Trascinato dalla sua passione educativa, in qualche punto il maestro Petrosino prevale e all'interno del discorso di questo o quel personaggio introduce qualche considerazione, riflessione, insegnamento atto a orientare assiologicamente il giovane lettore. In ciò richiamando, pur nell'originalità dell'invenzione, lo stile e il procedimento narrativo di Giovanna Righini Ricci, altra indimenticata figura di scrittrice-educatrice. Così come non mancano vivaci parentesi didascaliche, funzionali al discorso e perfettamente incastonate nella narrazione.
È un romanzo che si legge senza caduta di interesse e di attenzione dalla prima all'ultima pagina, utile anche quale lettura professionale per l'insegnante. Un libro in cui l'arte di narrare si fonde con la passione educativa, e che soltanto un maestro colto, aduso a molte e vaste letture, ricco di sensibilità umana e sociale e di doti empatiche, con una conoscenza diretta della scuola e dell'infanzia reale, poteva scrivere.

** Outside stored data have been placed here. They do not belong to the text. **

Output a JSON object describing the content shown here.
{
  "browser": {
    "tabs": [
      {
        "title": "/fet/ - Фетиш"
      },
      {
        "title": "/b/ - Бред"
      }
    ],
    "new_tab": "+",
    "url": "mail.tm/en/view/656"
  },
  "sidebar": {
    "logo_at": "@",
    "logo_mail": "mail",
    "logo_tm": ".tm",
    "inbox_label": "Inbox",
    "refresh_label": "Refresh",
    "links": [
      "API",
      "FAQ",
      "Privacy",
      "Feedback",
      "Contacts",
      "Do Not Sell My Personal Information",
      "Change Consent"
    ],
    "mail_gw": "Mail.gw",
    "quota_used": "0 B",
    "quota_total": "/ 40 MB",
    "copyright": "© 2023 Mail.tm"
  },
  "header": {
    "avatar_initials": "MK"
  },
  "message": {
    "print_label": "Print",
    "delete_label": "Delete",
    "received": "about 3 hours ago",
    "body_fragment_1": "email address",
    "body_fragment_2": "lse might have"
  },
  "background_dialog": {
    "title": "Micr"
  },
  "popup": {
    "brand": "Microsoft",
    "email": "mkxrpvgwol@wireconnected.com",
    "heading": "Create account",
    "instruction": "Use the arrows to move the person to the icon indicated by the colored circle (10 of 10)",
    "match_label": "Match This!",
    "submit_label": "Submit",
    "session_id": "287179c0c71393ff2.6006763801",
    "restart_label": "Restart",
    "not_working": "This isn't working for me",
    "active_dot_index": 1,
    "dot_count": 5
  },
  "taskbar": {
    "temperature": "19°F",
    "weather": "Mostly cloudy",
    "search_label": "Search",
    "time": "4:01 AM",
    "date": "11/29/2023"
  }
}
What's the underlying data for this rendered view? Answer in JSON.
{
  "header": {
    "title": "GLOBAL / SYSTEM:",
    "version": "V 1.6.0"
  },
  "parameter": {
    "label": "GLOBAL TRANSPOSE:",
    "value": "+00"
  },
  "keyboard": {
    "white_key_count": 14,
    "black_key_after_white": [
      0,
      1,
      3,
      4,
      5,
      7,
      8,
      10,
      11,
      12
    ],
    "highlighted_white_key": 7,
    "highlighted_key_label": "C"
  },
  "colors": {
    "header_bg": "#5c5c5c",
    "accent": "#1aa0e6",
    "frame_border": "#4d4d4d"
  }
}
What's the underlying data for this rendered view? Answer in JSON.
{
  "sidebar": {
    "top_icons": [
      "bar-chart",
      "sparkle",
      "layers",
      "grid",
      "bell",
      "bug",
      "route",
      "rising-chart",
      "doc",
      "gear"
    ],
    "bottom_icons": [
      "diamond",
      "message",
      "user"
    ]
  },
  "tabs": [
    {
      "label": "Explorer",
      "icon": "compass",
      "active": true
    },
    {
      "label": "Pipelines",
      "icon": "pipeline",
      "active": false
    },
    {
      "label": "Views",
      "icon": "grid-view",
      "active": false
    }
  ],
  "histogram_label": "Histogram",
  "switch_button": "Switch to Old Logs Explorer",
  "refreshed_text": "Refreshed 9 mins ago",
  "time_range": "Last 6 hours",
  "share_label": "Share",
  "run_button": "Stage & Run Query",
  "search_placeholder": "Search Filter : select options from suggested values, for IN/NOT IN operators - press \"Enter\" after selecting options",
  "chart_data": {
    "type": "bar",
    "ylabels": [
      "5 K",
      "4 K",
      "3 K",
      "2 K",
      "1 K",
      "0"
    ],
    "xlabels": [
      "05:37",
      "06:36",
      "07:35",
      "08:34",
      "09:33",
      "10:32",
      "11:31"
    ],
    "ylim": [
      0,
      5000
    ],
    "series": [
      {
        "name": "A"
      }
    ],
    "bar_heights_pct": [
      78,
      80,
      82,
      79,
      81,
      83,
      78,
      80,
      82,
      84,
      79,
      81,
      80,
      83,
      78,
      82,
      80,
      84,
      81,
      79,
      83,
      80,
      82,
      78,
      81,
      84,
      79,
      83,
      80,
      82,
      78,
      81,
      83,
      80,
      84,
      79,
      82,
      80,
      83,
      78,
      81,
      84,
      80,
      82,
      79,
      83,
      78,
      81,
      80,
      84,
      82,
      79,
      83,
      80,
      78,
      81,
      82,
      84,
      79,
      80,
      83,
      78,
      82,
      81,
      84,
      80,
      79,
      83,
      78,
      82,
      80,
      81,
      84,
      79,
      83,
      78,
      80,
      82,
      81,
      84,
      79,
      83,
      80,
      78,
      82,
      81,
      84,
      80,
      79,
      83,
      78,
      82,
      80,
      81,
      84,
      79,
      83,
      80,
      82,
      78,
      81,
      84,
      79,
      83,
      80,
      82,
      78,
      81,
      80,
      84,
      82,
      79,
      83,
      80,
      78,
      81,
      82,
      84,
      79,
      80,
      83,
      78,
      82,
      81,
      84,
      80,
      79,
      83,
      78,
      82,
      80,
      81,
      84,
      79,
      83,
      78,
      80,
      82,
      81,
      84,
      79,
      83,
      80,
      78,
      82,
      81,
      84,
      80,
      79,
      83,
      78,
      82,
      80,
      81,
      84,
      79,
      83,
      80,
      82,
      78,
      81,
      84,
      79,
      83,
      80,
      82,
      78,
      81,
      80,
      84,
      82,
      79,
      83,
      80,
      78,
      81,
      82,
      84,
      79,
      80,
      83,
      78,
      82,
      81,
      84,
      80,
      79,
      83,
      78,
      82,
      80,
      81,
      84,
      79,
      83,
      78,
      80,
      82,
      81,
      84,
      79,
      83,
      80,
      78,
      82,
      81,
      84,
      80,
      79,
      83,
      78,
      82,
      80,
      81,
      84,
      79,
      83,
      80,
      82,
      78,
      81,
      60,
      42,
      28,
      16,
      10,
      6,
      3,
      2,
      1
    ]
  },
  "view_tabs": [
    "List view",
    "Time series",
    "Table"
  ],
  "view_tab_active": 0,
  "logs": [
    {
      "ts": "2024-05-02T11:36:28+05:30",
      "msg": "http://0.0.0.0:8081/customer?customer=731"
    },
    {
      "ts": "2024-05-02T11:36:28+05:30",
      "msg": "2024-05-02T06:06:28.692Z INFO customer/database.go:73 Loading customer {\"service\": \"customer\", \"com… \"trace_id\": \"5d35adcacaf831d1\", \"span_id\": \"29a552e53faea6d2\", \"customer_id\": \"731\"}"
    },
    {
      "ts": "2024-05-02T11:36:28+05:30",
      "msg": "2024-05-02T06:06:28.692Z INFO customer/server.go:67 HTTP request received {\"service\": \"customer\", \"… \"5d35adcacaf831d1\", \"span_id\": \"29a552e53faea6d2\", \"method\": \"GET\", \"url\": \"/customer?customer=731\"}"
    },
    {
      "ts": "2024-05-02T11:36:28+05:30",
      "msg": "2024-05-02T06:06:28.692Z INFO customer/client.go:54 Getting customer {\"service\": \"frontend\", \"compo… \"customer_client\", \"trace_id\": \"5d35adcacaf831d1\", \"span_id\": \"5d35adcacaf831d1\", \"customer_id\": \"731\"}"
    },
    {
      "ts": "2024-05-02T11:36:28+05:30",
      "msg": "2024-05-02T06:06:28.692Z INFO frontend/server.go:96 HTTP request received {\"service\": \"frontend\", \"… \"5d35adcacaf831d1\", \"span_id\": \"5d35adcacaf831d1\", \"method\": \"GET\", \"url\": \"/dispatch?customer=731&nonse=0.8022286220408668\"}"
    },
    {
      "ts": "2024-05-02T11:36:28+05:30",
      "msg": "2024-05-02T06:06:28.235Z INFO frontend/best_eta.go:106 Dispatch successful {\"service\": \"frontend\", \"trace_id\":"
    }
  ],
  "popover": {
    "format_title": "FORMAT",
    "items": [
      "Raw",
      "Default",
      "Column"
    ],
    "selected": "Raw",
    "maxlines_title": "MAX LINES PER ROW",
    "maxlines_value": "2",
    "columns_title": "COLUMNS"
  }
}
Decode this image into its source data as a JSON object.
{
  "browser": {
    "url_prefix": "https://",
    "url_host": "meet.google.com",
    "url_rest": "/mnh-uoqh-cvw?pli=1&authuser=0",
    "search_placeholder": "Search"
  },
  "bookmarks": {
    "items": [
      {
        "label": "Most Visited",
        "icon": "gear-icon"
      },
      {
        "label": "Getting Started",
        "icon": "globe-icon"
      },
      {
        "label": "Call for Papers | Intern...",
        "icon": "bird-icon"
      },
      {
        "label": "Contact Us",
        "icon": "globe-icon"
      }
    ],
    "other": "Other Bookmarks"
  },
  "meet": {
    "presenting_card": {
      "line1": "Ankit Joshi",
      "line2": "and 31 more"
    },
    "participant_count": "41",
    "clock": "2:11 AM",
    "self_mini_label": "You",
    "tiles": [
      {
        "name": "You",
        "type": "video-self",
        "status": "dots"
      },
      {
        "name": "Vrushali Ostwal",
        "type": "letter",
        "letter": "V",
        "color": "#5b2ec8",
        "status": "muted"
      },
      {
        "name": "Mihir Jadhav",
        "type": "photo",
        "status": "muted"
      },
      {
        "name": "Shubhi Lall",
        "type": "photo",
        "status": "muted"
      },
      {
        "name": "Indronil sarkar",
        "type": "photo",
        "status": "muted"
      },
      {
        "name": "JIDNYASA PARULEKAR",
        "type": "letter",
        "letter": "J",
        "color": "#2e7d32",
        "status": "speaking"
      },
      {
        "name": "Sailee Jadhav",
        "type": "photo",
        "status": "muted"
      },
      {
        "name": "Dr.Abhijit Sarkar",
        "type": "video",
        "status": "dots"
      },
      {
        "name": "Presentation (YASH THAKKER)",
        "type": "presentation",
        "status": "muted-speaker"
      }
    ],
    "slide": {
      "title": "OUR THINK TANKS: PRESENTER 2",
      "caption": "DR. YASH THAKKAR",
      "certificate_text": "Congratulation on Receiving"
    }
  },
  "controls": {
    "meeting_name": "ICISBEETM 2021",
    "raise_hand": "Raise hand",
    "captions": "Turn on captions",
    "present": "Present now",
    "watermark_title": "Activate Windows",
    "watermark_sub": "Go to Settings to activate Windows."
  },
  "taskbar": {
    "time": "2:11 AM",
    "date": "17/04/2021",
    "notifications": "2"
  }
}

Introdotta dalla puntuale prefazione di Don Luigi Ciotti e affettuosamente dedicata a Pompeo Vagliani, presidente della Fondazione Tancredi di Barolo e direttore del Museo della Scuola e del Libro per l'Infanzia di Torino, questa ennesima impresa scrittoria del prolifico Angelo Petrosino si segnala come una delle opere più significative degli ultimi anni, destinata, al pari del suo autore, ad occupare un posto non marginale nelle future storie della letteratura per l'infanzia.